Раздался пронзительный свисток. Сатоко встала. Киёаки показалось, что она собрала все свои силы, всю решительность. Мать поспешно схватила ее за локоть.

— Поезд уже отходит. Тебе надо выходить, — Сатоко произнесла это радостно, каким-то приподнятым тоном. Киёаки был вынужден поддерживать какой-то бестолковый разговор с матерью, обычный между матерью и сыном, пожелания отъезжающей, наставления остающемуся. Киёаки уже сомневался, получится ли у него гладко сыграть весь спектакль.

Наконец он закончил с матерью, коротко попрощался с госпожой Аякура и с каким-то легким чувством повернулся к Сатоко.

— Ну, всего тебе…

Легкая пружина будто толкала его положить руку на плечо Сатоко, что он и собирался сделать.
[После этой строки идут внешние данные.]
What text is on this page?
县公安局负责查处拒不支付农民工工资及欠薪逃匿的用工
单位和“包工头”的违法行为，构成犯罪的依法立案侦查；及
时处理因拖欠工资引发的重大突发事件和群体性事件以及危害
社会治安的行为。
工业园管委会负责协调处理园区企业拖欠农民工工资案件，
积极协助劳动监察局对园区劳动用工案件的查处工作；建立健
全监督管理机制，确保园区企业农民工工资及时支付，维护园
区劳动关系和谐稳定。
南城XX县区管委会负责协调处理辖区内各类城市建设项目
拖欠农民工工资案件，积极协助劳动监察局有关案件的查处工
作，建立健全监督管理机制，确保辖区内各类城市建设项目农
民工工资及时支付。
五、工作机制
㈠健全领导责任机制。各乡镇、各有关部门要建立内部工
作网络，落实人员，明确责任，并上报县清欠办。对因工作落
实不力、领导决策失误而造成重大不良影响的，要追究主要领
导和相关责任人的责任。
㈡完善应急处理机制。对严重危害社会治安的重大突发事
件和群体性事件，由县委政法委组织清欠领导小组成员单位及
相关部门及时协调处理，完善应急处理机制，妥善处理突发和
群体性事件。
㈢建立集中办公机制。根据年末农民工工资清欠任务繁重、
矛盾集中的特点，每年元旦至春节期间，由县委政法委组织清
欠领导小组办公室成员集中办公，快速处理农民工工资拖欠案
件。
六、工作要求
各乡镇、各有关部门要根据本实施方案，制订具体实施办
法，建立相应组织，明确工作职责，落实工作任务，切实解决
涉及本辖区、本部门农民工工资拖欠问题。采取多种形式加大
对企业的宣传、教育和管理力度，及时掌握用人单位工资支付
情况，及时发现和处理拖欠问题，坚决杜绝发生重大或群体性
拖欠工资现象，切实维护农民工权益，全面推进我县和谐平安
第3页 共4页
Но рука вдруг словно онемела и осталась без движения, потому что в этот момент его глаза встретились с глазами Сатоко.

Эти прекрасные огромные глаза были влажны, но вовсе не от слез, которых прежде боялся Киёаки. Слезы были изгнаны прочь. Это были глаза загнанного человека, утопающего, который просит о помощи. Киёаки бессознательно отшатнулся. Эти глаза с необычно длинными загнутыми ресницами…

— И ты, Киё, тоже будь здоров. Всего хорошего. — Тон, которым она произнесла эти слова, был безукоризненно вежлив.